The Phantom Violinist

Capitulo 38

Archibald Thorne no había dormido en dos días. La única luz en su almacén de carbón en Limehouse provenía de la bombilla de gas colgante y la llama temblorosa de una vela sobre el escritorio de trabajo. El aire estaba saturado con el olor a humedad, polvo de carbón y una mezcla acre de aceite y barniz, los elementos de su arte.

El Maestro de las Cuerdas estaba de pie junto a su caballete. La pintura de Liana, la musa muerta, lo miraba con ojos vacíos, un recordatorio de la perfección que Lancel había corrompido.

—No te preocupes, mi Liana —susurró Archibald al retrato—. Regresarás al éter, donde nadie más podrá profanarte con un amor mundano. Volverás a ser mía, y solo mía.

Su atención se centró en el violín. Lo había desarmado parcialmente, tensando las cuerdas con el hilo de pescar de Lyra, experimentando con la caja de resonancia. Su objetivo no era la melodía, sino la vibración.

En la mesa, una partitura nueva estaba colocada meticulosamente. No contenía notas en el sentido tradicional, sino símbolos arcanos y marcas de tiempo precisas, escritas con tinta roja que recordaba a la sangre. Era el "Solo de la Disolución", la obra que, según la lógica retorcida de Archibald, debía deshacer el hechizo de resurrección.

—El solo final fue el énfasis de la vida. Este será el énfasis del olvido —dijo, sonriendo con una satisfacción macabra.

Se ató una fina pieza de tela negra sobre los ojos, asegurándola para bloquear toda luz. El Maestro no necesitaba la vista para tocar; necesitaba la oscuridad absoluta para sentir la resonancia de las cuerdas en el alma.

Tomó el violín y el arco. El silencio del almacén se hizo opresivo, roto solo por el chirrido de una rata en algún rincón. Archibald respiró hondo, concentrando su rabia, su dolor y su amor obsesivo.

Su mano se movió. El arco tocó las cuerdas.

La nota inicial no fue un sonido, sino un chirrido. Un chillido áspero y prolongado que raspó los tímpanos, más cercano al grito de un animal agonizante que a cualquier melodía. La vibración no era agradable; era penetrante, un dolor agudo que parecía desgarrar el propio aire.

En el primer toque, la luz de la vela parpadeó violentamente y se extinguió.

En la segunda pasada del arco, la bombilla de gas del techo se apagó con un pequeño estallido. Archibald ahora estaba sumido en la oscuridad total.

Se escuchó el sonido de cristales rompiéndose. La vibración, amplificada por el pequeño espacio del almacén, estaba resonando a través del material sólido.

Archibald siguió tocando, la partitura grabada en su mente. Las notas se volvieron más profundas, más lentas, un crescendo de pura disonancia. Sentía la música. La sentía en sus huesos, en sus dientes. Era la negación de la vida, la voz del vacío.

Si la música de la resurrección había sido una sinfonía de esperanza, esta era una composición del resentimiento puro.

Mientras las notas guturales y ásperas llenaban el almacén, el Maestro sintió un poder peligroso. Esta música no solo destruiría a Liana, sino que podría destruirlo a él mismo. Era la última, la más alta, la más peligrosa manifestación de su arte.

Archibald finalizó la primera sección del "solo" con una nota baja y temblorosa que duró demasiado tiempo, una vibración que parecía detener su propio corazón.

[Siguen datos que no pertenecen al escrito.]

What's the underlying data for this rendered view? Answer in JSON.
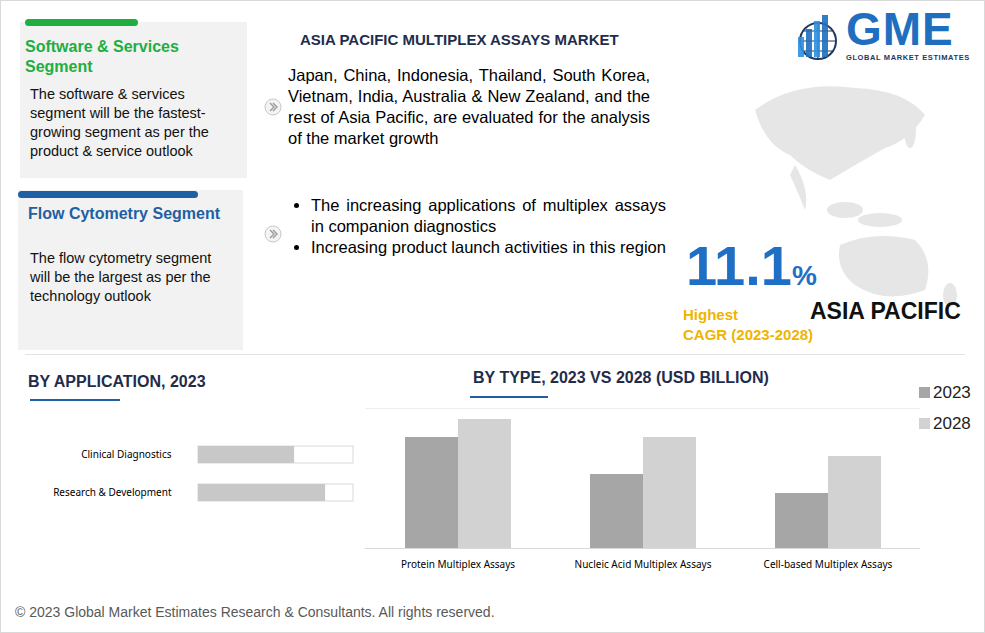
{
  "logo": {
    "text": "GME",
    "tagline": "GLOBAL MARKET ESTIMATES"
  },
  "title": "ASIA PACIFIC MULTIPLEX ASSAYS MARKET",
  "intro": "Japan, China, Indonesia, Thailand, South Korea, Vietnam, India, Australia & New Zealand, and the rest of Asia Pacific, are evaluated for the analysis of the market growth",
  "drivers": [
    "The increasing applications of multiplex assays in companion diagnostics",
    "Increasing product launch activities in this region"
  ],
  "segments": [
    {
      "title": "Software & Services Segment",
      "text": "The software & services segment will be the fastest-growing segment as per the product & service outlook",
      "color": "#1fae3f"
    },
    {
      "title": "Flow Cytometry Segment",
      "text": "The flow cytometry segment will be the largest as per the technology outlook",
      "color": "#1f5fa3"
    }
  ],
  "highlight": {
    "value": "11.1",
    "unit": "%",
    "label": "Highest",
    "sublabel": "CAGR (2023-2028)",
    "region": "ASIA PACIFIC"
  },
  "chart_data": [
    {
      "type": "bar",
      "title": "BY APPLICATION, 2023",
      "orientation": "horizontal",
      "categories": [
        "Clinical Diagnostics",
        "Research & Development"
      ],
      "values": [
        62,
        82
      ],
      "color": "#c8c8c8",
      "xlim": [
        0,
        100
      ],
      "xticks": [],
      "tick_labels": "y"
    },
    {
      "type": "bar",
      "title": "BY TYPE, 2023 VS 2028 (USD BILLION)",
      "categories": [
        "Protein Multiplex Assays",
        "Nucleic Acid Multiplex Assays",
        "Cell-based Multiplex Assays"
      ],
      "series": [
        {
          "name": "2023",
          "color": "#a6a6a6",
          "values": [
            1.11,
            0.74,
            0.55
          ]
        },
        {
          "name": "2028",
          "color": "#d2d2d2",
          "values": [
            1.29,
            1.11,
            0.92
          ]
        }
      ],
      "ylim": [
        0,
        1.4
      ],
      "yticks": [],
      "tick_labels": "x",
      "legend": "top-right"
    }
  ],
  "copyright": "© 2023 Global Market Estimates Research & Consultants. All rights reserved."
}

Quitó la tela de sus ojos. A pesar de la oscuridad, pudo ver. No con la luz, sino con una especie de visión interior. Vio el violín vibrar con una energía azul y fría. Vio el retrato de Liana, y por un instante, la imagen pintada pareció temblar, como si la tela misma estuviera a punto de desintegrarse.

—Casi —jadeó el Maestro—. Casi ha comenzado el proceso.

El Maestro de las Cuerdas sonrió de nuevo. No era solo un hombre escapando. Era un hombre dando un concierto al infierno, y sabía que su audiencia —Lancel— pronto llegaría para el acto final.